通过topas命令我检查了一下,发现有几个lms进程经常出现在top进程里,通过ps aux|grep lms命令检查,发现这些lms进程的rss值都比较高,基本都在800M以上,甚至有一个lms进程的rss超过了2G。难道真的存在某个热表导致了GCS出现性能问题?看样子需要通过v$segment_statistics来检查检查是不是有某些表产生了过多的GLOBAL CR REQUEST了。
col stat format a40 truncate;
col owner format a10 truncate;
select STATISTIC_NAME stat,OWNER,OBJECT_NAME obj,sum(value) Val
from v$segment_statistics
where STATISTIC_NAME like 'global%'
and value > 10000
group by STATISTIC_NAME,OWNER,OBJECT_NAME
order by val desc;
我首先把结果写入一个EXECL文件,10分钟后再次采集相同的数据,两个数据进行比对,从这个间隔10分钟的数据比对来看,并不存在十分热的对象。最多的一张表在10分钟内也只产生了一千多次gcs访问。为了进一步确认GLOBAL CR REQUEST的数量,通过v$cr_block_server视图进行分析:
SQL>SET TIME ON
11:48:40 SQL> select CR_REQUESTS cr, CURRENT_REQUESTS cur,
11:48:53 2 DATA_REQUESTS data, UNDO_REQUESTS undo,
11:48:53 3 TX_REQUESTS tx from v$cr_block_server;
CR CUR DATA UNDO TX
----------- ---------- ---------- ---------- ----------
7266322440 12747555 726652166 5348848 5969191
11:48:53 SQL> /
CR CUR DATA UNDO TX
----------- ---------- ---------- ---------- ----------
7266943300 12747754 726694252 5348848 5969357
11:58:29 SQL>
在接近10分钟的时间里,整个系统仅仅产生了60多万个CR REQUESTS,确实不算很大。为了确认互联网络不存在性能问题,我做了一个简单的测试,我找到了一个100G的dmp文件,通过sftp测试一下通过互联网络传输的性能,在sftp拷贝开始之后,我做了一个statspack的snap采样,20多分钟后文件传输完毕,显示的平均速度是77M/秒,看样子网络的性能是没有问题的,于是我马上又做了一个STATSPACK的SNAP采样,生成了一份这20多分钟的STATSPACK报告,从报告中我们发现GCS的指标和没有做sftp大文件传输时差不多,并没有因为网络带宽被文件传输占用而导致GCS的性能下降。

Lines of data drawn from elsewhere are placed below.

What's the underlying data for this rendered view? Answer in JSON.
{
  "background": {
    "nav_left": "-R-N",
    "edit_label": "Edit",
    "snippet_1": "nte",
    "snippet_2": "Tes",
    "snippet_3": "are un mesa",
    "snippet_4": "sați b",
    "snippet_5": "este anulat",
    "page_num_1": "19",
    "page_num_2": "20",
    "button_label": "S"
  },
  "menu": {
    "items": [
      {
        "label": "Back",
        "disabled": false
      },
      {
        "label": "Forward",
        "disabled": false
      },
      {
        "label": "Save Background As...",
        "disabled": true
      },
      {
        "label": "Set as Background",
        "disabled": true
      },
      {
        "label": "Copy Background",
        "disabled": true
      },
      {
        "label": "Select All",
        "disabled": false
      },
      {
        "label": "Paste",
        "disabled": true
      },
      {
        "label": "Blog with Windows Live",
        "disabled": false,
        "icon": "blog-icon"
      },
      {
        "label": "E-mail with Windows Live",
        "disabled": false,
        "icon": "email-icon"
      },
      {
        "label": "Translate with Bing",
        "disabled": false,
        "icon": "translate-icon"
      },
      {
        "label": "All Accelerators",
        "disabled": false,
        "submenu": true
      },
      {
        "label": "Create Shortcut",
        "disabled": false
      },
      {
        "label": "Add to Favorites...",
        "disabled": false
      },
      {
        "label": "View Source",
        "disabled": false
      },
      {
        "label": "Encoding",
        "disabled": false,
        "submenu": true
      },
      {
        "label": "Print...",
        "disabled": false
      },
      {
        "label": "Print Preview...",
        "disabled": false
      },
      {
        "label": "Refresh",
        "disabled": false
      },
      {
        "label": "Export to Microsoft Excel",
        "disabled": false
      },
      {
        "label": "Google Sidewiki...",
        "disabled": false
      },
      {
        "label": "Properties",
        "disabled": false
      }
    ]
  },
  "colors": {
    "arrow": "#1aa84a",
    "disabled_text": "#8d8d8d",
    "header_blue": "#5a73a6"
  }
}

这就出现了十分令人感到费解的现象了,一方面GLOBAL MESSAGE的传输性能很差,全局消息的延时十分严重,GCS的性能指标也十分糟糕,另外一方面却找不到热点的对象,而且INTERCONNECT网络也没有任何问题。这到底是怎么回事呢?
我正在冥思苦想,刘工开完会从外面回到了办公室,他见面就问:“老白,有进展吗?”我告诉他还没什么进展,这个系统确实十分怪异,看样子问题确实棘手。
刘工说:“老白,先吃饭去吧,我也没指望你一来就能搞定这个问题,这套系统前前后后来过不下10批人马了,也有几批原厂的专家,都没看出什么问题来。”